The Asiatic black bear is categorized as vulnerable under the IUCN red list of threatened species and considered as critically endangered species in Pakistan with population of 1000 individuals (Liu et al. 2009; Abbas et al. 2015; Zahoor et al. 2021a; Zahoor et al., 2021b). It is largely distributed in the forested landscape of northern Pakistan, including Khyber Pakhtun khwa, Gilgit Baltistan and Azad Jammu and Kashmir (Abbas et al. 2015; Ali et al. 2017; Zahoor et al. 2021c; Zahoor et al. 2021d). It prefers habitat with coniferous forest, oak and coniferous mixed forest, deciduous or broad leaf forest, shrubs and grasses (Liu et al. 2009; Trent, 2010; Zahoor et al. 2021d). Being an elusive and indicator species, it plays a vital role in the sustainability of an ecosystem (Sathyakumar et al. 2013). Black bears are omnivores but they mainly feed on fruits, thus help in seed dispersal which improves the forest quantity and quality (Steinmetz et al. 2013; Ali et al. 2017; Zahoor et al. 2021d).
Black bears are often involved in livestock depredation and crop raiding, therefore are usually killed in retaliation by the local people (Charoo et al. 2011; Jamtsho and Wangchuk 2016). The conflict starts from late spring that gradually intensifies at the end of autumn and attains its peak when maize (Zea mays) crop, one of its favorite food, is at ripening stage (Ali et al. 2017, Kazmi et al. 2019; Zahoor et al. 2021c; Zahoor et al. 2021d). People using maize grains as a staple food source and other vegetal parts as fodder for livestock (Zahoor et al., 2021c) come in conflict with black bear during crop raiding.
Previous studies reported high intensities of human black bears conflicts in Pakistan (Ali et al. 2017; Kazmi et al. 2019; Waseem et al. 2020; Zahoor et al. 2021c; Zahoor et al. 2021d), however, there is no study available on activity pattern of black bears. In Taiwan, it was reported that in oak poor season, bears activity decreased and vice versa (Hwang and Garshelis 2007). Social stimulus, competition, predation, maternal behavior, and human disturbances (i.e., habitat degradation, hunting, and tourism) are also reported to affect the activity patterns in animals (Lewis and Rachlow 2011; Zhang et al. 2015; Leuchtenberger et al. 2018; Zahoor et al. 2021a). Detail studies of the key factors affecting activity pattern of a species can help develop comprehensive management plan for its better conservation.
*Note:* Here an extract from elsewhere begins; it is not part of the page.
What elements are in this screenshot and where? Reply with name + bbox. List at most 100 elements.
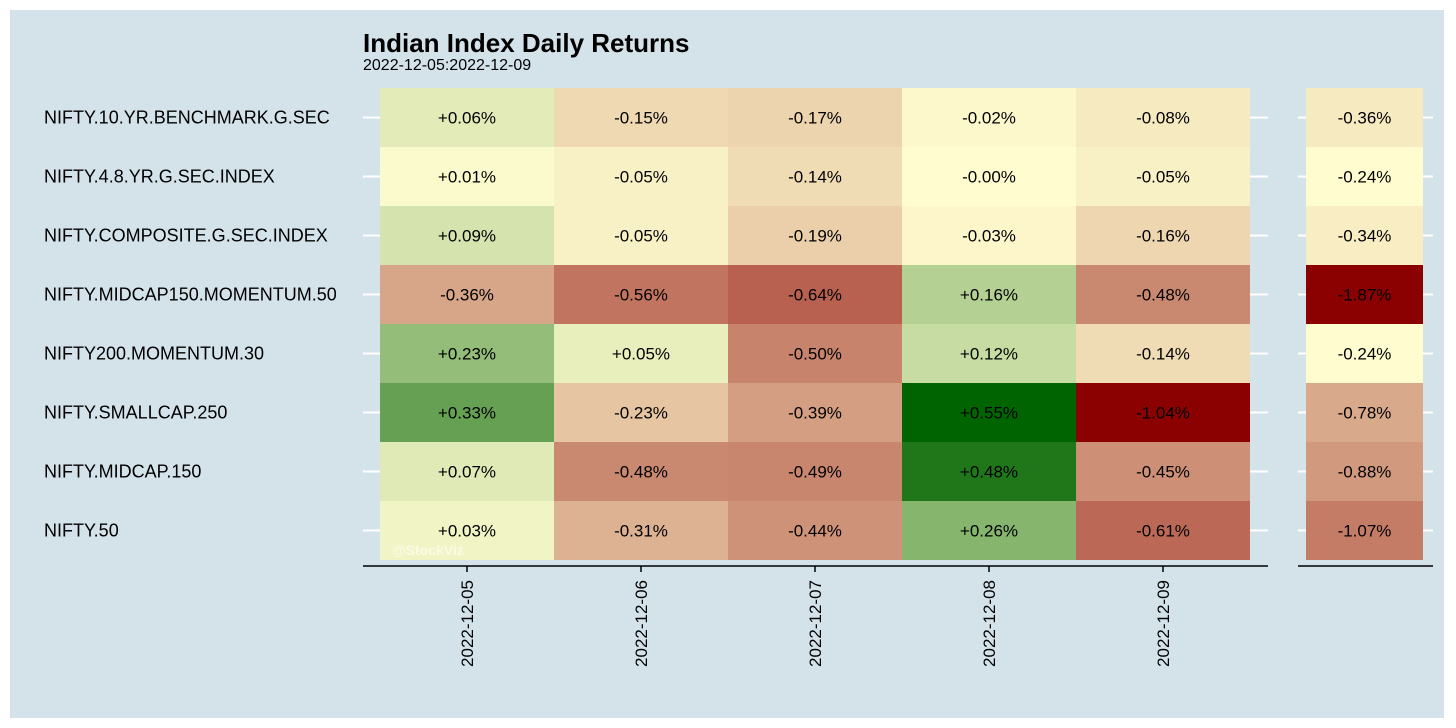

Infrared camera traps and indigenous knowledge are often used to study the animals in the wild (Caravaggi et al. 2017; McPherson et al. 2016). Camera traps have extensively been used to study the activity pattern of the animals (Bu et al. 2016; Ikeda et al. 2016; Tang et al. 2017). Similar techniques were used to explore the activity pattern of black bears in the warm temperate forest and results were found satisfactory (Zahoor et al. 2021a).
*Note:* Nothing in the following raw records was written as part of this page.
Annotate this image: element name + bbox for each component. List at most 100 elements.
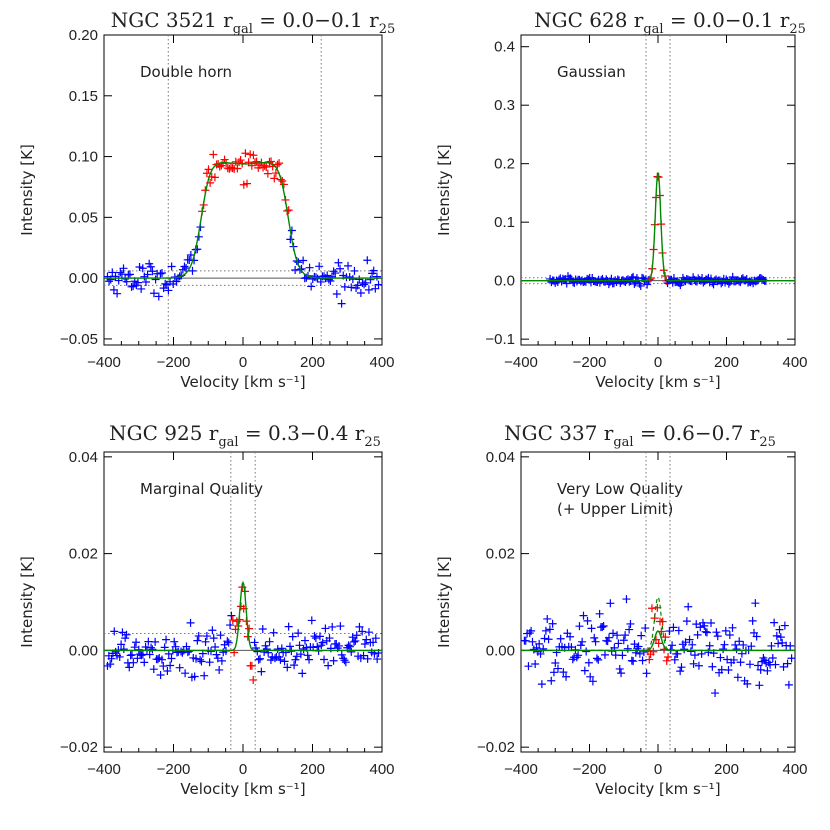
- data-point: [778, 638, 787, 647]
- data-point: [562, 672, 571, 681]
- data-point: [110, 627, 119, 636]
- data-point: [111, 272, 120, 281]
- data-point: [544, 635, 553, 644]
- data-point: [336, 622, 345, 631]
- data-point: [307, 616, 316, 625]
- data-point: [299, 256, 308, 265]
- data-point: [141, 278, 150, 287]
- data-point: [331, 269, 340, 278]
- data-point: [324, 661, 333, 670]
- data-point: [736, 658, 745, 667]
- profile-annotation: Very Low Quality: [557, 480, 683, 498]
- data-point: [531, 659, 540, 668]
- data-point: [167, 654, 176, 663]
- data-point: [704, 648, 713, 657]
- data-point: [156, 269, 165, 278]
- fit-window-point: [270, 174, 279, 183]
- data-point: [119, 645, 128, 654]
- data-point: [362, 635, 371, 644]
- data-point: [258, 625, 267, 634]
- data-point: [359, 651, 368, 660]
- data-point: [605, 633, 613, 642]
- data-point: [681, 638, 690, 647]
- x-tick-label: 0: [239, 354, 247, 371]
- data-point: [673, 649, 682, 658]
- data-point: [716, 653, 725, 662]
- x-tick-label: 0: [654, 761, 662, 778]
- data-point: [598, 623, 607, 632]
- data-point: [296, 650, 305, 659]
- data-point: [122, 277, 131, 286]
- data-point: [269, 628, 278, 637]
- data-point: [676, 667, 685, 676]
- data-point: [316, 277, 325, 286]
- panel-title-ngc337: NGC 337 rgal = 0.6−0.7 r25: [504, 421, 776, 450]
- data-point: [335, 641, 344, 650]
- x-axis-label: Velocity [km s⁻¹]: [595, 780, 720, 798]
- data-point: [315, 262, 324, 271]
- data-point: [137, 284, 146, 293]
- x-tick-label: 400: [369, 354, 394, 371]
- data-point: [703, 628, 711, 637]
- data-point: [328, 622, 337, 631]
- data-point: [606, 599, 615, 608]
- y-tick-label: 0.10: [69, 149, 98, 166]
- data-point: [217, 656, 226, 665]
- data-point: [725, 630, 734, 639]
- data-point: [144, 637, 153, 646]
- data-point: [167, 262, 176, 271]
- data-point: [751, 599, 760, 608]
- data-point: [572, 653, 581, 662]
- data-point: [188, 266, 197, 275]
- data-point: [305, 655, 314, 664]
- data-point: [295, 641, 304, 650]
- data-point: [371, 634, 380, 643]
- data-point: [625, 625, 634, 634]
- data-point: [341, 658, 350, 667]
- data-point: [344, 641, 353, 650]
- data-point: [614, 639, 623, 648]
- data-point: [227, 611, 236, 620]
- data-point: [265, 637, 274, 646]
- data-point: [166, 661, 175, 670]
- data-point: [584, 658, 593, 667]
- data-point: [728, 623, 737, 632]
- data-point: [701, 627, 710, 636]
- data-point: [607, 274, 616, 283]
- data-point: [786, 641, 795, 650]
- data-point: [583, 616, 592, 625]
- data-point: [261, 641, 270, 650]
- data-point: [537, 680, 546, 689]
- fit-window-point: [654, 639, 663, 648]
- data-point: [285, 642, 294, 651]
- data-point: [685, 635, 694, 644]
- data-point: [200, 671, 209, 680]
- y-tick-label: 0.04: [69, 449, 98, 466]
- data-point: [609, 629, 618, 638]
- fit-window-point: [228, 616, 237, 625]
- y-tick-label: 0.15: [69, 88, 98, 105]
- x-tick-label: 400: [782, 354, 807, 371]
- data-point: [684, 602, 693, 611]
- data-point: [254, 655, 263, 664]
- data-point: [720, 640, 729, 649]
- y-tick-label: 0.1: [494, 214, 515, 231]
- profile-annotation: Marginal Quality: [140, 480, 263, 498]
- data-point: [591, 637, 600, 646]
- data-point: [528, 637, 537, 646]
- data-point: [712, 628, 721, 637]
- data-point: [190, 672, 199, 681]
- fit-window-point: [241, 149, 250, 158]
- y-tick-label: −0.02: [477, 739, 515, 756]
- data-point: [163, 666, 172, 675]
- data-point: [209, 634, 218, 643]
- x-axis-label: Velocity [km s⁻¹]: [595, 373, 720, 391]
- data-point: [347, 283, 356, 292]
- data-point: [732, 645, 741, 654]
- data-point: [133, 654, 142, 663]
- data-point: [287, 226, 296, 235]
- data-point: [181, 669, 190, 678]
- panel-ngc337: NGC 337 rgal = 0.6−0.7 r25 −400 −200 0 200 4…: [435, 421, 808, 798]
- data-point: [197, 657, 206, 666]
- panel-ngc3521: NGC 3521 rgal = 0.0−0.1 r25 −400 −200 0 200…: [18, 8, 395, 391]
Similarly, indigenous knowledge is the source of indirect information gathered from the people who usually interact with the wild animals, particularly in the areas like northern Pakistan, where human interferences are very high (Zahoor et al. 2021d). People often go to the forests for the collection of firewood, timber and medicinal plants and sometimes for hunting. Most of the people spend their summer months inside the forest areas where they involve themselves in different activities such as cultivation of crops and vegetables and grazing their livestock (Kabir et al. 2017; Zahoor et al. 2021c; Zahoor et al. 2021d). These people have good source of information about the wild animals due to their direct and indirect interaction with animals. Researchers often use such knowledge for distribution, abundance, demographics, trophic interactions, spatial ecology, and conservation status of wild animals and their threats (Camino et al. 2020). For the species like black bears the use of indigenous knowledge could be useful due to its conspicuous and cryptic nature (Zeller et al. 2011; Sathyakumar et al. 2013).
In present study, infrared camera traps were deployed and interviews were conducted to collect information on pre-designed questionnaires to explore the activity pattern of black bears in Machiara National Park (MNP), AJ&K, Pakistan. We hypothesized that (i) black bears would be highly active in summer and autumn seasons. (ii) Hibernation period of black bears under moist temperate conditions should be longer than the bears living under subtropical and warm temperate conditions (Reid et al.1991; Zahoor et al. 2021a). The study aimed to find out (i) the monthly activity pattern and (ii) hibernation period of the Asiatic black bears under the moist temperate environmental conditions. The study would help to mitigate the human-black bears conflicts in and around the MNP and thus could be important for the management and conservation of black bears in the future.